[Quince testing] <add course mode from django admin>: <Getting 403 error while adding course mode from django admin> #325
Comments
|
It should be noted that the "csrftoken" appears to be correctly set (value =
The "csrfmiddlewaretoken" request parameter is also included in the POST request, but it has a different value from the cookie (
Maybe this discrepancy is causing the 403 response? In any case, the solution should NOT be to ignore CSRF parameters for the LMS host (via |
|
Not familiar with the way the tutor is set up but this may help. |
|
@iamsobanjaved the request is not coming from a subdomain. The request is coming from the same host as the LMS. |
|
Can we set |
|
Sure.
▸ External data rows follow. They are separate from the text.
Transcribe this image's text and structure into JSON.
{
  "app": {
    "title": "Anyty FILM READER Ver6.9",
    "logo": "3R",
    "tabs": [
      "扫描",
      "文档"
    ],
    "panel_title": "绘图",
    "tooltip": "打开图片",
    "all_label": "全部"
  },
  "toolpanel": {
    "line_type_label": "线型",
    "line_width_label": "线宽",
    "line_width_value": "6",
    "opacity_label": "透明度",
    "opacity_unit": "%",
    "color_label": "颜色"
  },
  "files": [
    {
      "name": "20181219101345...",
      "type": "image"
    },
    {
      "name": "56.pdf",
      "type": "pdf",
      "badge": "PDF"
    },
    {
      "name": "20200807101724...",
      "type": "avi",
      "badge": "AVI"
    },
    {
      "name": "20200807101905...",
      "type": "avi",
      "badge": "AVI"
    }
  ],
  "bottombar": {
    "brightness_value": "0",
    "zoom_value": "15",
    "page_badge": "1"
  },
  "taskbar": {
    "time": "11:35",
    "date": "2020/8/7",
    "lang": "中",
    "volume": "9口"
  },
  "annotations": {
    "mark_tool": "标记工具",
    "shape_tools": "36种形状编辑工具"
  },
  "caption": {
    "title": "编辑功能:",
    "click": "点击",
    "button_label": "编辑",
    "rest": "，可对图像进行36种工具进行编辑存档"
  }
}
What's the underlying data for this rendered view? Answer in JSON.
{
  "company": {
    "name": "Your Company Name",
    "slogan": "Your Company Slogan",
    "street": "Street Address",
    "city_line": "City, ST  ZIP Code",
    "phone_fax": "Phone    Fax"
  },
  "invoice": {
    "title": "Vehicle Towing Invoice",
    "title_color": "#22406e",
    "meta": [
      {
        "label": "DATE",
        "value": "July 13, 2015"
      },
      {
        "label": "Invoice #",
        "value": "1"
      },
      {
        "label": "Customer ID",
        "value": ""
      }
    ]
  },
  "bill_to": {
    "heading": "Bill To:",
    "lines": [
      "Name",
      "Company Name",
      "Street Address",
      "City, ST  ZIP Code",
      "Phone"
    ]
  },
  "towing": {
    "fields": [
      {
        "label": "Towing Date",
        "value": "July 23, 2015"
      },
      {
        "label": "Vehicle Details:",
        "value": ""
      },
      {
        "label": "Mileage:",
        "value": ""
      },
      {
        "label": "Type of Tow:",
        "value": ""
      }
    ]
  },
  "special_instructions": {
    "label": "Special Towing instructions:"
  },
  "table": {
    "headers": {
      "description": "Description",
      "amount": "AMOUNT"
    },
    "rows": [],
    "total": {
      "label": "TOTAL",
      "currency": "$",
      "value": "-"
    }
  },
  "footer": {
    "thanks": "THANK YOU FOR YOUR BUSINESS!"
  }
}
There you go:
|
|
I believe this is failing with any operation made from the Django Admin, here is an example of when I tried to edit a user: |
|
label: quince testing |
mariajgrimaldi
added
release blocker
|
For the record, I am unable to reproduce the issue in development mode. ( EDIT: I am also unable to reproduce the issue locally, with local.overhang.io as the LMS_HOST. I suspect the error may be due to HTTPS. EDIT2: I can confirm that the issue is fixed in HTTP mode ( EDIT3: here is the error log from the lms container: |
|
I tried a different POST from the LMS and it's also failing: But POST requests from Studio are OK: |
|
I'll write here my investigations. In Turns out that the The call to What is strange to me is that this middleware has not changed for many years... And it's been enabled in the LMS for a long time. So maybe this is a false lead? I need to log out. If someone wants to pick up from there, be my guest 🤗 |
|
Yeah, that cors_csrf middleware is kind of scary. I filed a DEPR for it a couple of days ago (https://discuss.openedx.org/t/deprecation-removal-cors-csrf-middleware-and-utilities-edx-platform-33627/11577) after I saw that code during review of openedx/edx-platform#33226. |
|
There are two candidate solutions. It's important to realize that both are temporary, so let's not close this issue.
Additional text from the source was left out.